Hissediyor musun Tike, karanlıkta fırtınaya yakalanmış yalnızlığımız üzerine tuz biber eken bir poyraz esiyor. Öfkeyle kalkan toz zerreciklerinin bir bedene neşeyle konmaları gibi artık insanlar. Bir başka fırtınaya kadar konacak bir dal bulmanın havasını pompalıyorlar. Oysa hava bu, asla güven olmaz, ne zaman patlayacağını kestirmek zordur.

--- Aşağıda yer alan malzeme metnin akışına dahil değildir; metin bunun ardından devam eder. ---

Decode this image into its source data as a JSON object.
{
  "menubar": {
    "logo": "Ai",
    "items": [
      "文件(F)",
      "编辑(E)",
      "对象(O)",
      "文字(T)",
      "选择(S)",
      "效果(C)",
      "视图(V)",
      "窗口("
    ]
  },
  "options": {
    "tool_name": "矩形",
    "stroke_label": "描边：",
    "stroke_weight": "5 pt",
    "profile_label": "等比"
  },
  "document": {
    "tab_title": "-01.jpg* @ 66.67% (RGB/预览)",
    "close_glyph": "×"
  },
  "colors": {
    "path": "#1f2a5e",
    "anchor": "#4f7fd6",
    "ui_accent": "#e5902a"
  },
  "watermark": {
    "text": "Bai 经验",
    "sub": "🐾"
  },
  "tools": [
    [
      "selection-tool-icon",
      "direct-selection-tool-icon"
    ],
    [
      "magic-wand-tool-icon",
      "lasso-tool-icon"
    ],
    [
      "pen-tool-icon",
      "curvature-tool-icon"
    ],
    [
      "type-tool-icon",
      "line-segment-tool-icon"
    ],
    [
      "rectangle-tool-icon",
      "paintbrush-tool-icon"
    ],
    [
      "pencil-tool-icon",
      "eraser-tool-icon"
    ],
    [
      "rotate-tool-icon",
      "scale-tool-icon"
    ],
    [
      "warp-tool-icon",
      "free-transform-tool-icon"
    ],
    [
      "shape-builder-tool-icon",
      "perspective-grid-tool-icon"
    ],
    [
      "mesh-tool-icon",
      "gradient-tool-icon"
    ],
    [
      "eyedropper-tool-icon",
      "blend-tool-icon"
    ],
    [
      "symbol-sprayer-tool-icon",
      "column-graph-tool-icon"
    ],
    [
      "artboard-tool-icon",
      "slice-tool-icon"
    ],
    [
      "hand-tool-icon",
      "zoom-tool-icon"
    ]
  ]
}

Görmediği düşle yatıp kalkan bir dilbazdan bahsediyorum Tike... Ne dersem tekrarlayan dağ yamaçları gibi yankılandırıyor.
Köklerime uzandığım bir yaz gezisinde Tengri Dağlarında gecelemiştim. Sanki yıldızlar ay ışığında kayıyordu başak tarlalarında….
Sabahında uçsuz bucaksız Orta Asya bozkırındaki anıt heykele kadim Türkçeyle nakış gibi işlenmiş “…Zamanı tanrı yaşar, insanoğlu ölmek için yaratılmış…” aforizması ile karşılaştığımda umudum yeşermeye başlamıştı insan için.
Kendimi hükümdar sayıyordum, tutanaklar arasında kalmış çoğul hükümler içinden beni ayıklamaya çabalayan bir sevgi düşlemiştim! Oysa öylesine katı bir bakıştı ki yargıcınki, adil olan ne varsa kendisine henüz uğramamıştı sanırım!
Tanrıların niçin ağlamadığına dair bir aydınlanma yaşamıştım o an. Senin adına ağlayacak birilerinin olduğu bir evrende, sen de zamanı yaşardın Tike, ağlamayı değil…
İnsan önce saplandığı çamurdan kurtarmalı kendini. Çünkü o çamur özünün yoğrulduğu çamura asla benzemiyor!
Özü sağlam tutarsak nehrin coşkusu yetmez tek başına bir barajın yıkılmasına, yeter ki, gövdesinde bir çatlak oluşmasın!
Uçurumların altındaki izleri yüksekten göremeyiz Tike. Ne zamanki aşağı düşersin o zaman anlarsın senden başkalarının da izlerinin kaldığını.